Была ли Дина Васильевна «отменной певицей», Наде не пришлось узнать, но то, что она была отменной преподавательницей, — несомненно. Упорно, но неназойливо старалась она привить своей ученице вкус к классической музыке, только ее считая вершиной человеческого творчества.
— Романс, дорогая девочка, — говорила она, — это высшая форма творческого содружества между композитором и поэтом. Не случайно, например, все лучшие стихотворения великого Пушкина положены на музыку. И обрати внимание! Музыка романсов пишется на самые прекрасные, самые избранные стихи. Вот вслушайся в этот романс:
— «Печаль моя светла», — повторила она. — Поразительно! — От избытка чувств Дина Васильевна с шумом захлопнула крышку рояля.
— Ты чувствуешь, как это красиво? Когда-нибудь ты поедешь в Грузию, увидишь, как прекрасна эта страна. Там живут необыкновенно гостеприимные люди… они удивительно музыкальны. Да, да! Простые люди, собравшись за столом, поют на четыре голоса!
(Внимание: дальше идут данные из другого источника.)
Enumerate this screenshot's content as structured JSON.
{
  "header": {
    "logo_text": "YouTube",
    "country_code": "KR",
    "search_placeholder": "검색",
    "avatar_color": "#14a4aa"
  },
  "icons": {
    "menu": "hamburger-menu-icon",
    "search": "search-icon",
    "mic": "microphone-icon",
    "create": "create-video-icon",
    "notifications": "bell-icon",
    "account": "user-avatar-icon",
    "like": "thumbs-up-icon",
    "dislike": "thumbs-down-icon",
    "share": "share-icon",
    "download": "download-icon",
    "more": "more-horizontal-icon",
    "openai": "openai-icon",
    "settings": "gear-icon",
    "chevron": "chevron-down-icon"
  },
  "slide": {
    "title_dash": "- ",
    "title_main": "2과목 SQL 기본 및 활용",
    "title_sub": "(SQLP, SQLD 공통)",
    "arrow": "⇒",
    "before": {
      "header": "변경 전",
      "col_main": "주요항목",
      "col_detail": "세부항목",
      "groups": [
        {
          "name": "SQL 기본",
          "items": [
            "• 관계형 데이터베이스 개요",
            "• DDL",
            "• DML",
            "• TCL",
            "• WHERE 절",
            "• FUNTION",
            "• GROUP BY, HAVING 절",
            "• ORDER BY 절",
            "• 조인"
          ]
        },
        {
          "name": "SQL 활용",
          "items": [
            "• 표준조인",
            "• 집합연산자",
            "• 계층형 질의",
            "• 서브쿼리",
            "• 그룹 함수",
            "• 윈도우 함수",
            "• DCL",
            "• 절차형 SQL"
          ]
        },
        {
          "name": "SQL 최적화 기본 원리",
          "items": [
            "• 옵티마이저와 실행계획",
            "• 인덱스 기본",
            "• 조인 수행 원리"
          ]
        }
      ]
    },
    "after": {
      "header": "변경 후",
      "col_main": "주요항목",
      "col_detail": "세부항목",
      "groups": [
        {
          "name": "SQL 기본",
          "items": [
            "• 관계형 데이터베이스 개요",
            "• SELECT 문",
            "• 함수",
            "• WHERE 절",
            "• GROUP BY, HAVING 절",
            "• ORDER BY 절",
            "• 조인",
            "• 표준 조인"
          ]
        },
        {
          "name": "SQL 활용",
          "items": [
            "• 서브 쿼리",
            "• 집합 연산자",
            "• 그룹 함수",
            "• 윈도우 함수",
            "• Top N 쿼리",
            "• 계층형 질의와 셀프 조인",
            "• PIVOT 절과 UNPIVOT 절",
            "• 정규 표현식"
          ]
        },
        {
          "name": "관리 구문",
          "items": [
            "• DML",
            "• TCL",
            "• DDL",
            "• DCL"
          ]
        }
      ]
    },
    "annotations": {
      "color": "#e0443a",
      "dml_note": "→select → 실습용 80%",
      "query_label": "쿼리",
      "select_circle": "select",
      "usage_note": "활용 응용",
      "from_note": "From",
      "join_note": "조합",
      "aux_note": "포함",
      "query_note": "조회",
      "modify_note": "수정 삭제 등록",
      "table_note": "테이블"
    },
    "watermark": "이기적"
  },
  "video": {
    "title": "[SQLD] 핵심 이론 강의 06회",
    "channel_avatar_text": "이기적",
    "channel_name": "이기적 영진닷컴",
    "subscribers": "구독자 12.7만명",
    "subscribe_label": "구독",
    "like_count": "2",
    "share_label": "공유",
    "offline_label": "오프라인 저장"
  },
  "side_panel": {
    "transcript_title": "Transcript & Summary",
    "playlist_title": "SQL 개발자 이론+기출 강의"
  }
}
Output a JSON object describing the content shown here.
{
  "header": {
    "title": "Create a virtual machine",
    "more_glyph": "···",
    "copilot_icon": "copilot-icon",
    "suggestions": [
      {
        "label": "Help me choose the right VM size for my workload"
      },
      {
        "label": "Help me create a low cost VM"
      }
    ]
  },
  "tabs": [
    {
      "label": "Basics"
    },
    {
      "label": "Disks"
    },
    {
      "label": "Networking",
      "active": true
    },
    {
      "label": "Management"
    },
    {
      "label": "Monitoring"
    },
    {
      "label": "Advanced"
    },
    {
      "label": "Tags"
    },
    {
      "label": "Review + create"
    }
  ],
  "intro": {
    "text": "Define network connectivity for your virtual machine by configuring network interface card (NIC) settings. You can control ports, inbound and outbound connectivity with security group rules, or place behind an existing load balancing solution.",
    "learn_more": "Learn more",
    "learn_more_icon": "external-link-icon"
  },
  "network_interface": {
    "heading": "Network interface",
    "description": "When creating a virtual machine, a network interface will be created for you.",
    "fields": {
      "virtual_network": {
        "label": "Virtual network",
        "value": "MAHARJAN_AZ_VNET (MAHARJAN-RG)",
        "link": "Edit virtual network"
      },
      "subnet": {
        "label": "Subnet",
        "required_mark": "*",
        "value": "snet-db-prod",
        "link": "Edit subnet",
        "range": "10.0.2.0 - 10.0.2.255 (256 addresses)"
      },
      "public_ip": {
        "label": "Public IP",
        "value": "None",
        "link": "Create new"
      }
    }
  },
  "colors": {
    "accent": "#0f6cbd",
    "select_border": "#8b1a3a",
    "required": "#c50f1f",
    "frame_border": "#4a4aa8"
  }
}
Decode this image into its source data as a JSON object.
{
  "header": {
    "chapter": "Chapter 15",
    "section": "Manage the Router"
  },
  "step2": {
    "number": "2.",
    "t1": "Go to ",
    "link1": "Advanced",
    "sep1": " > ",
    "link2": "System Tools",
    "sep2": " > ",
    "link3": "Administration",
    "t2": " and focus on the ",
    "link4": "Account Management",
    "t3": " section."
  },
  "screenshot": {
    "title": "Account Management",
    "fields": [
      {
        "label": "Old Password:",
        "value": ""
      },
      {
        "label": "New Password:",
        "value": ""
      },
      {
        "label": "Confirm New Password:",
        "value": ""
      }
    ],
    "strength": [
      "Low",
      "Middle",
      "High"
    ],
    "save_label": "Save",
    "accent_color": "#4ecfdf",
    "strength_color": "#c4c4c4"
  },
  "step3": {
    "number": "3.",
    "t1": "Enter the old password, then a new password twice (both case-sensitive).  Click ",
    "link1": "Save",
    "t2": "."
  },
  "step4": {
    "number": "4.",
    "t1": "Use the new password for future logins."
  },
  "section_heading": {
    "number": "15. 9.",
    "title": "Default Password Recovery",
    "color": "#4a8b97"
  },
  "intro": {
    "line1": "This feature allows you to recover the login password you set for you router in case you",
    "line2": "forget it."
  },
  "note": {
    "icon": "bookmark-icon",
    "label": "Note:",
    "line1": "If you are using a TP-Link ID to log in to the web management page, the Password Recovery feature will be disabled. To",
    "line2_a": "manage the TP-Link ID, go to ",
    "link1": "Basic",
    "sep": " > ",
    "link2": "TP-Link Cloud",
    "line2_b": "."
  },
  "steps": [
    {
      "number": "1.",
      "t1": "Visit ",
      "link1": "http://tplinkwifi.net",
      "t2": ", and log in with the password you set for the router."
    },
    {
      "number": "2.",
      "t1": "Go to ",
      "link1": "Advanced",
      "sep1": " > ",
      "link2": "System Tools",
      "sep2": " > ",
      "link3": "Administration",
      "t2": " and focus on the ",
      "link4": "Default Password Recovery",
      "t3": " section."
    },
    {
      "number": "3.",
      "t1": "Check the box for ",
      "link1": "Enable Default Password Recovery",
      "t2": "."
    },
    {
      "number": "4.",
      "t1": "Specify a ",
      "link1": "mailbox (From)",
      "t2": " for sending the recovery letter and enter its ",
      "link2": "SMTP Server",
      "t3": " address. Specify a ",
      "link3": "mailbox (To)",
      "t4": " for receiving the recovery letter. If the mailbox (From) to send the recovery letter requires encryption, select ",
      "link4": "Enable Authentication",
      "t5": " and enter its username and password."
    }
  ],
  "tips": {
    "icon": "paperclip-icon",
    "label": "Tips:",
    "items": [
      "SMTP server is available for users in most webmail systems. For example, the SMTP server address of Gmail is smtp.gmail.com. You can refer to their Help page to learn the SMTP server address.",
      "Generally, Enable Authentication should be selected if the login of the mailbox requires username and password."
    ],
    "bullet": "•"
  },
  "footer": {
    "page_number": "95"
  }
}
Надя, желая поддержать разговор, улучив момент, вставила:
— Товарищ Сталин тоже из Грузии.
Дина Васильевна резко откинулась на спинку стула:
— О музыкальных способностях Сталина я не знаю, не слышала, зато о других его талантах наслышана предостаточно — сверх меры.
Надя с изумлением посмотрела на посеревшее лицо Дины Васильевны, не вполне понимая, шутит ли она. Но, уже овладев собой, она продолжала в прежнем тоне:
— И знаешь, детка, певец, только певец, без актерского таланта, не будет понят народом. Да, я не ошиблась, именно народом, ибо задача его — просвещать людей, а не в салонах выводить бельканто для избранных. В молодости своей я много слушала Шаляпина, и всегда он поражал меня вот этим сочетанием певца и актера: два гения в одном. Отсюда его несравненный успех. Особенно он изумлял в «Русалке»: таких «Мельников» земля наша не скоро народит. А жаль!
Потом, как бы спохватившись, гневно заставляла повторять Надю по много раз одну и ту же фразу и переставала сердиться только после того, как добивалась от нее нужного звучания.
Удивительная женщина была Дина Васильевна: то вдруг грозная и гневная, надменная до высокомерия, то проста, добра, отзывчива, способна прослезиться от чужих невзгод, отдать последнее. Веселая и остроумная, а подчас строгая до придирчивости. И весь внешний облик ее такой же изменчивый.